“Assim devia ser o ser humano, aceitar o próximo com suas virtudes, características, atributos...”
REVISTA VICEJAR – LITERATURA
_____Sentada na minha varanda, olhava para o terreno do outro lado do muro de minha casa. Baldio, abandonado.
_____As ervas crescem ao abandono dizem... já eu, digo, livremente. Uma mistura de espécies o povoa, de diferentes tamanhos, formas, cheiros e cores. E enquanto o olhava, pensava...
_____Eu, ali sentada, no meu canto feito de betão e tijolo, decorado com belos vasos coloridos, albergando flores, semeadas, escolhidas, belas e uniformes. Opostos... E me indagava:
_____Serão estas, mais belas que as rebeldes? Terão outro valor porque foram semeadas, desejadas, podadas em seu rigor? A quem é dado o poder de decisão sobre o seu valor, a sua beleza, a sua vulgaridade ou inutilidade...?

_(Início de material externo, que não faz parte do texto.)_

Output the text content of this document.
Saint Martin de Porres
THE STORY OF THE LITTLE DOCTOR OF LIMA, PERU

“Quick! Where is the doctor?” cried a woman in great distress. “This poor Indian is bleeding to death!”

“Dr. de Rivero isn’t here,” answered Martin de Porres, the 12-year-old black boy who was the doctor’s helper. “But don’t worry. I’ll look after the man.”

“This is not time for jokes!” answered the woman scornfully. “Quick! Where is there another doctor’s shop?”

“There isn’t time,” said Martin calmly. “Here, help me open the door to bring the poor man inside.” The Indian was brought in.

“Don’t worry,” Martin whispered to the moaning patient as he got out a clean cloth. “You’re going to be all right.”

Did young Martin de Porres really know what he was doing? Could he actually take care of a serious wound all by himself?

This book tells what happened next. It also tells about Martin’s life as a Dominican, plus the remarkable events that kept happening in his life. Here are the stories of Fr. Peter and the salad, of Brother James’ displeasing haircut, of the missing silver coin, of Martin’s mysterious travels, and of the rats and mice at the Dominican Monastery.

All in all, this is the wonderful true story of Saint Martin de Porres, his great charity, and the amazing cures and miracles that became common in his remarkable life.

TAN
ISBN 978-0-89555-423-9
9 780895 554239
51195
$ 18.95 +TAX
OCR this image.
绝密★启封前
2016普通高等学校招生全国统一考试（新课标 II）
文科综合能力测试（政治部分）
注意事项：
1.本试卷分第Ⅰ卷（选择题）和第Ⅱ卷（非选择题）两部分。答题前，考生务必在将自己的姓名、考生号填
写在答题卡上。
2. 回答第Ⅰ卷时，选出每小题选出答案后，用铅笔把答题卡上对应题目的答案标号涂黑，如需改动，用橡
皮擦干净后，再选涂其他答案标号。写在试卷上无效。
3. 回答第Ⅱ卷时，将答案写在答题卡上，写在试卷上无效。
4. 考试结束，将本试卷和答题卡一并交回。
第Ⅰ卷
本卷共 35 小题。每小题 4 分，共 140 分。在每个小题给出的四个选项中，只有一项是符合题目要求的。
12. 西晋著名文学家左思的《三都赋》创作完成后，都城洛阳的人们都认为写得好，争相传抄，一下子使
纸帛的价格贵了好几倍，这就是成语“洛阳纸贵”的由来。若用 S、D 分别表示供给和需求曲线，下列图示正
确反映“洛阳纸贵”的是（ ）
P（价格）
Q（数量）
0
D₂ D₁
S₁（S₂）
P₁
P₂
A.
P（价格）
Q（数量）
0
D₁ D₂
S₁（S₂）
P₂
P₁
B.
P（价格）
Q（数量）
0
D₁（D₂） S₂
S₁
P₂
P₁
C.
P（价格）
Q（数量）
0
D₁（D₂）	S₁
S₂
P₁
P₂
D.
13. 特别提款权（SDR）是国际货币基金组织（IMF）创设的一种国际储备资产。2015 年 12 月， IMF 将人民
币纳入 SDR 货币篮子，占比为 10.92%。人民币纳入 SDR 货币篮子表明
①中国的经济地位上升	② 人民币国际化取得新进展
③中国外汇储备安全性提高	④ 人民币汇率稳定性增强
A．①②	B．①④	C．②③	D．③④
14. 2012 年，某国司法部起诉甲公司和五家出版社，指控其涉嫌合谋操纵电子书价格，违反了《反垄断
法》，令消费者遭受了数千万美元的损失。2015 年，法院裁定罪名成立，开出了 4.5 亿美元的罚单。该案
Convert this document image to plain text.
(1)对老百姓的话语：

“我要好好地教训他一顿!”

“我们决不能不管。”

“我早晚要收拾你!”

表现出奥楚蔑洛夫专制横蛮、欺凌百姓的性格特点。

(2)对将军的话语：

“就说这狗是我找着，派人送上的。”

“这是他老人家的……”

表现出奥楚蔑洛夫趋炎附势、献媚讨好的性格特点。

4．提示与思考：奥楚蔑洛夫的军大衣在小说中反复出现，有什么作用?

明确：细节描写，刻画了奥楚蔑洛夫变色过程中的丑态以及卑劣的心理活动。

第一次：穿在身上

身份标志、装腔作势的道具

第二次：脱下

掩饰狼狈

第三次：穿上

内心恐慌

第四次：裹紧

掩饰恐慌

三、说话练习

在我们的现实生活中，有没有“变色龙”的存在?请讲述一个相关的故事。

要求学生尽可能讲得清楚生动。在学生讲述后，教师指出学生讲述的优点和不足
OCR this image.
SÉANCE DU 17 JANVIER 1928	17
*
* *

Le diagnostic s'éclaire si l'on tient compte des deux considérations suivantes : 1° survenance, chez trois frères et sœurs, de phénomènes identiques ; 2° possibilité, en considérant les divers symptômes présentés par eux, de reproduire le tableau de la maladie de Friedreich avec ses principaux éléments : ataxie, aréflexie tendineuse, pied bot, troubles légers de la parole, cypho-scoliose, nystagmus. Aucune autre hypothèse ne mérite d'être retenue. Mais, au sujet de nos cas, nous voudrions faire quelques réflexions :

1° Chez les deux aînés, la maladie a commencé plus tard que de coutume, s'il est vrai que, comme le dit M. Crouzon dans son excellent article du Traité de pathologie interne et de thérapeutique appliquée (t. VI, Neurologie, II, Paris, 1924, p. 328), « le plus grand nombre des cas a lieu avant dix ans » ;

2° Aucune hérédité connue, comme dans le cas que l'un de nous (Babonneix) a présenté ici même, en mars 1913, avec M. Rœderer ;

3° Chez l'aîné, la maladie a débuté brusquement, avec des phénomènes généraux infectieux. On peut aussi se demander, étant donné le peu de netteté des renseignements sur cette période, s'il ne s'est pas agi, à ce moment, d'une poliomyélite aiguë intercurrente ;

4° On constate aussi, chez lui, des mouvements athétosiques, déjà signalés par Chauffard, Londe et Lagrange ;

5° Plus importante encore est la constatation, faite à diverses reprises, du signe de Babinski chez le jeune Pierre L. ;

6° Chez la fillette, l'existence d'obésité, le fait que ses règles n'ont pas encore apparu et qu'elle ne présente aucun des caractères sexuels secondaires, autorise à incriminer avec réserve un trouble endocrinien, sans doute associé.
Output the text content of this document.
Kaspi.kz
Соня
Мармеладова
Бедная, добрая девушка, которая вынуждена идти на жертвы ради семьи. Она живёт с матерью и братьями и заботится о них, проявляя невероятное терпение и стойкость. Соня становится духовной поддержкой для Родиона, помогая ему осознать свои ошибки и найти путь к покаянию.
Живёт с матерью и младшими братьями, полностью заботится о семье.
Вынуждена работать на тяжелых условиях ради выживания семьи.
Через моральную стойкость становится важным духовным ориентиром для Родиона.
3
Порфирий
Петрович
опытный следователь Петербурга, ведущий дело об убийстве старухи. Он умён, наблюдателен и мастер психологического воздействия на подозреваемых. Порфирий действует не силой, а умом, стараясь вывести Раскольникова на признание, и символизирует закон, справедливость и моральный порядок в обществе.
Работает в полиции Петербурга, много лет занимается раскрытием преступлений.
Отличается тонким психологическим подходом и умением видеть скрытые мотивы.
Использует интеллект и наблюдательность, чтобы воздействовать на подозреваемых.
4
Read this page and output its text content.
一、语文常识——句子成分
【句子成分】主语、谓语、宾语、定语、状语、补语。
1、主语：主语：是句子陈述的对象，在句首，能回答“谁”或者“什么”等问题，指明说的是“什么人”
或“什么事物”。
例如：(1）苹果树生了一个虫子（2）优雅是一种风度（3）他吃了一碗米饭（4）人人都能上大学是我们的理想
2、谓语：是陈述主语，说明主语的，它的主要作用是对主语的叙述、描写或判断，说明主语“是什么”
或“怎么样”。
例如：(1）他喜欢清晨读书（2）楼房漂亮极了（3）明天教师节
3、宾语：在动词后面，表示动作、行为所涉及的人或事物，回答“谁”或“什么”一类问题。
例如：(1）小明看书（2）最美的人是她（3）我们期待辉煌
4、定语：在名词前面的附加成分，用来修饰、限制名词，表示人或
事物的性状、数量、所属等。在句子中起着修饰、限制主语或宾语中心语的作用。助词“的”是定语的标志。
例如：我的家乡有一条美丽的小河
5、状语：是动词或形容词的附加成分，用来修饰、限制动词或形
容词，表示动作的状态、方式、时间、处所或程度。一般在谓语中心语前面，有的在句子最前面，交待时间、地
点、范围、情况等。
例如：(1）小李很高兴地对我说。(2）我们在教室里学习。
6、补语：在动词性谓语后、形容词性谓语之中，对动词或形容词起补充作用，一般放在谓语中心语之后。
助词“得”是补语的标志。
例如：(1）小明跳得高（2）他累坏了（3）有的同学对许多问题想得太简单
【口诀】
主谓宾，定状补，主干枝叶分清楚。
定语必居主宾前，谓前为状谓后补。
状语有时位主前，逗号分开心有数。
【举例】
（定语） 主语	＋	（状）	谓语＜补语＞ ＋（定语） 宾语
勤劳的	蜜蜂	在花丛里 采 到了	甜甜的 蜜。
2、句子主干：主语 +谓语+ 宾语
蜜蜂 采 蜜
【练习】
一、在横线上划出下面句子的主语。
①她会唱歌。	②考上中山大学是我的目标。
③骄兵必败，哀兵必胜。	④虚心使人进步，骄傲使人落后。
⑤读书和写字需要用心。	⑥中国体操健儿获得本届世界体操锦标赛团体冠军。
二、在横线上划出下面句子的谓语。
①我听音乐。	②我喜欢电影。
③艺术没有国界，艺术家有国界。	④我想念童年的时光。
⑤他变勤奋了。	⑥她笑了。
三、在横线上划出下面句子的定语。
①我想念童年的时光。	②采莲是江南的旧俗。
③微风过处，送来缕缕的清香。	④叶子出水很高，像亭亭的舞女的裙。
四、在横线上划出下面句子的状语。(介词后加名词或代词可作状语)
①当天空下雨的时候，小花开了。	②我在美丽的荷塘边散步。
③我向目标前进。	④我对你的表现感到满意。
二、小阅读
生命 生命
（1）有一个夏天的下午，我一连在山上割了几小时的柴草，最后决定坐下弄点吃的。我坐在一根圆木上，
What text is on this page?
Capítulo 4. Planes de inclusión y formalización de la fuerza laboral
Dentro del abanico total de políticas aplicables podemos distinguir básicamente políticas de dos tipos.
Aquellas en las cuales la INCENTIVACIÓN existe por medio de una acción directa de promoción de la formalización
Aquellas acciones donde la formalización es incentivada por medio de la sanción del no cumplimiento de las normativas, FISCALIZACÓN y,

_____O que vemos como ervas daninhas (porque assim nos dizem), são tantas vezes ervas silvestres de grande benefícios. Quem decide quais devem prevalecer no canteiro ou devem ser arrancadas, despojadas, como se fossem intrusas ou pragas ?
_____Olho para os trevos, imensos, espalhados sem condição. Dizem que achar um de quatro folhas dá sorte, porque é raro o encontrar. E no entanto, assim o é por imperfeição. (Como se algo da natureza o pudesse ser...)
_____E há quem os passe a vida a procurar, e não valorize os de três que embelezam o seu jardim, e nunca os encontram... Mas acredito que haverá sempre quem se sinta imensamente afortunado com os de três, lhes baste, simplesmente assim.
_____Olho para o terreno baldio do outro lado. Outra vida tão diferente desta. Um muro divide estes dois mundos, um criado por mãos humanas, outro livre à luz do criador. E me sinto culpada, ao olhá-lo. Por mim e por todos que o devastam, julgam ou criticam.
_____Olho para o meu canteiro, e entre de minhas rosas, tulipas e narcisos, florescem dentes de leão, que colho e sopro como fazia em menina, vendo suas partículas voarem como pequenas fadas. Crescem urtigas, que uso para chá e de outras formas medicinais...
_____E trevos, imensos trevos de três folhas, e quem sabe entre eles algum de quatro, que não faço questão de procurar, porque sou abençoada com os que decidirem me presentear .
_____Assim devia ser o ser humano, aceitar o próximo com suas virtudes, características, atributos... Como parte de um todo, como igual. Afinal, todos florescemos sob o mesmo sol...
TREVO DE TRÊS FOLHAS
Depus esperanças em sonhos vadios
Reguei flores, em vasos despidos
Palmilhei caminhos, cansados de serem trilhados
Nas águas, o mesmo trago salubre
No horizonte, o mesmo destino…
Não espero da vida, um rasgo de sorte
Nem do amor, o vento do norte
Em verdade, cada percalço me aligeirou
Sem má fé, a vontade
E que mais não me seja
Já assim me conforto
Como trevo de três folhas
Não cobiçado, mas inteiro
Intacta, em meu canteiro
TEXTO: Ana Acto
FACEBOOK: http://www.facebook.com/anaacto
Ana Acto, nasceu a 5 de abril de 1979 em Tomar, Portugal. Abriu em 2018 nas redes sociais uma página de autora com o seu nome onde partilha a sua escrita em poesia, prosa poética e reflexões. Escreve-nos sobre a vida, e sobre o amor em todas as suas vertentes, romantismo, perda, esperança e sensualidade. Participante ativa em saraus e tertúlias poéticas e coautora em mais de vinte obras coletivas. Lançou em 2020 o seu primeiro livro de poesia, intitulado “NUA”. Para além do gosto pelas letras, tem diversas formações em terapias holísticas e alternativas.